La position du groupe africain n’est certainement pas de se victimiser parce qu’on pourrait juste accepter d’avoir comme position que nous sommes les plus vulnérables puisque nous sommes les plus vulnérables et les moins responsables. De facto on aurait droit à l’ensemble de la panoplie de solutions qui existent. Ça ne peut pas être une position de négociation. Ce n’est pas parce que nous sommes les plus vulnérables et que nous avons le moins de responsabilités que nous ne faisons pas ce travail aujourd’hui de venir avec des propositions qui font avancer les choses.

Et quel type de propositions innovantes allez-vous faire ?

En finance par exemple, on a proposé qu’il y ait un groupe de travail spécifique pour réfléchir à la mobilisation de nouveaux instruments financiers.

Vous voulez dire sortir d’un dispositif où les pays les plus avancés financent pour les autres sur leurs fonds publics ?

Il faut aller au-delà pour plusieurs raisons. Premièrement, les ressources publiques ne suffisent pas. Deuxièmement, tout simplement elles ne sont pas au rendez-vous. Troisièmement, vu l’ampleur des montants dont on parle, il faut obligatoirement qu’on mobilise la finance internationale.

Est-ce qu’il y a du scepticisme en Afrique comme il y en a en Europe sur l’existence même du changement climatique ?

Toutes les populations dans quelque village que ce soit en Afrique se rendent bien compte que le climat est en train de changer, que les pluies n’arrivent plus ou pas au même moment, que le désert est en train d’avancer. Maintenant faire le lien entre ce changement-là et la nature humaine derrière ces changements, c’est là où le lien n’est pas fait.

Quel est le principal impact aujourd’hui sur le continent africain du changement climatique ? Si on prend par exemple le Mali ?

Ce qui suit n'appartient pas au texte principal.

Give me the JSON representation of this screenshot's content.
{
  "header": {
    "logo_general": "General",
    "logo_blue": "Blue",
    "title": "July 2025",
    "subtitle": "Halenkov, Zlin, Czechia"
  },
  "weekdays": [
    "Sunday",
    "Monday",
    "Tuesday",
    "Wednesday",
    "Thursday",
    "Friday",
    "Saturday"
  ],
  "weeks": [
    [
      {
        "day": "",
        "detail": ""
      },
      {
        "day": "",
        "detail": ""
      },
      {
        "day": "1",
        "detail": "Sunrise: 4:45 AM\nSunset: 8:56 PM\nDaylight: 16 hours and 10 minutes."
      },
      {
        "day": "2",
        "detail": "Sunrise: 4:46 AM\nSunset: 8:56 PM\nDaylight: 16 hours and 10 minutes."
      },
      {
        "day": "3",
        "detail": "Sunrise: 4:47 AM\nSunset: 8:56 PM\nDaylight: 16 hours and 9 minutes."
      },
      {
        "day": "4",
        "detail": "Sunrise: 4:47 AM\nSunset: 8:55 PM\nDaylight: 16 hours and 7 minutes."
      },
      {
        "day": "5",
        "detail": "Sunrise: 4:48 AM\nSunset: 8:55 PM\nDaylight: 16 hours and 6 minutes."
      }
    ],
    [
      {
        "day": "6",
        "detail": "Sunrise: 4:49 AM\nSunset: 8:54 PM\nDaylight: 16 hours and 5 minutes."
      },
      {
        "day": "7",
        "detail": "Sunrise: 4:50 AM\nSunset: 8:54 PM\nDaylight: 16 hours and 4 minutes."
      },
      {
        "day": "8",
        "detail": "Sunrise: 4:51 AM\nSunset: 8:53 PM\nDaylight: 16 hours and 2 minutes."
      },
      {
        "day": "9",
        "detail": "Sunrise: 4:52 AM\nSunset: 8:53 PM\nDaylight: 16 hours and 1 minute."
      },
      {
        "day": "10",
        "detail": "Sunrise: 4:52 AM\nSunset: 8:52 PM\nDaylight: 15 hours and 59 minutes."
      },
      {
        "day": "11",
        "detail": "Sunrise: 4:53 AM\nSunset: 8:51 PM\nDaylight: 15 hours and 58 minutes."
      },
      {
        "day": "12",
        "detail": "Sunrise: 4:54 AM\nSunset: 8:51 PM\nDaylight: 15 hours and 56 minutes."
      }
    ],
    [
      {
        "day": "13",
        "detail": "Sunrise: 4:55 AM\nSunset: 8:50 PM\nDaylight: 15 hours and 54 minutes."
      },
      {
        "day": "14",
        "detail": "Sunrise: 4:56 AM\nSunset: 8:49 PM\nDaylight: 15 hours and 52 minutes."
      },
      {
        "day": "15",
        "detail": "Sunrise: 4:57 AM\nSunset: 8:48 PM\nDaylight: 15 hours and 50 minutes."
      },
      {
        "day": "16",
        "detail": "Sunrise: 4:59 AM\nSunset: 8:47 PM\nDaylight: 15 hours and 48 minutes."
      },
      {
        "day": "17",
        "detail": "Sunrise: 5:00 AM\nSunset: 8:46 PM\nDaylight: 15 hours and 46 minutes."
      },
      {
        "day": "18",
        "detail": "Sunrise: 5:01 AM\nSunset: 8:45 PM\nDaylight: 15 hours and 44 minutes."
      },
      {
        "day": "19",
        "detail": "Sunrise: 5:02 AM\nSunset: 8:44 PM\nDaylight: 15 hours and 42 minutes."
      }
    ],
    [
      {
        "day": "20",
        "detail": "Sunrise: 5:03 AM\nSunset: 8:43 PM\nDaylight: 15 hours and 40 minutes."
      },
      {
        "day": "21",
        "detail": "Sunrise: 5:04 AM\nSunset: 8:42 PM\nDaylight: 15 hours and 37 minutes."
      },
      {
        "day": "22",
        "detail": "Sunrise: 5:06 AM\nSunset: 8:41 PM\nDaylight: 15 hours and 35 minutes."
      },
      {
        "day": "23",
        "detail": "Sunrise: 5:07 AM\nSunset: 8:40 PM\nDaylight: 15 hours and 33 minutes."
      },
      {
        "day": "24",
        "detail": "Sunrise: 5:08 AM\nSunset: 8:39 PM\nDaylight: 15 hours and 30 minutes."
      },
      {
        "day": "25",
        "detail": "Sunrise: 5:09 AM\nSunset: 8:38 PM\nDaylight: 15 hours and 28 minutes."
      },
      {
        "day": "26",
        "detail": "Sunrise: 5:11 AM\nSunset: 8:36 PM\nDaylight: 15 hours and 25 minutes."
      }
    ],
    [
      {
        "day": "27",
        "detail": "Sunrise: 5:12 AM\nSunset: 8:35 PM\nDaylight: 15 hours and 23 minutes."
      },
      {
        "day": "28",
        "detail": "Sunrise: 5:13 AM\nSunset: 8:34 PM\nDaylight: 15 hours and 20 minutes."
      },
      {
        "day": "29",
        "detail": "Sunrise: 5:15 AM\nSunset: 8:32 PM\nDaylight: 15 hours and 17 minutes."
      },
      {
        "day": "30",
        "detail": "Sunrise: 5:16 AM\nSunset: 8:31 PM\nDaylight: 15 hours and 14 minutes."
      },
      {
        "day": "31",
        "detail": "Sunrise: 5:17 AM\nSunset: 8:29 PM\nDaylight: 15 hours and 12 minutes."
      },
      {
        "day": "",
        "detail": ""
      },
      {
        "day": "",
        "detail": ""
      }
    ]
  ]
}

Comme tous les pays qui sont dans le Sahel, la variabilité de la pluviométrie est peut-être la conséquence la plus directe qu’on voit. On a de plus en plus de difficultés à planifier la saison des pluies en termes d’impacts sur les populations, d’impacts sur même l’économie de ces pays pour une majorité qui dépendent quand même de l’agro-pastoralisme. C’est quand même assez sérieux.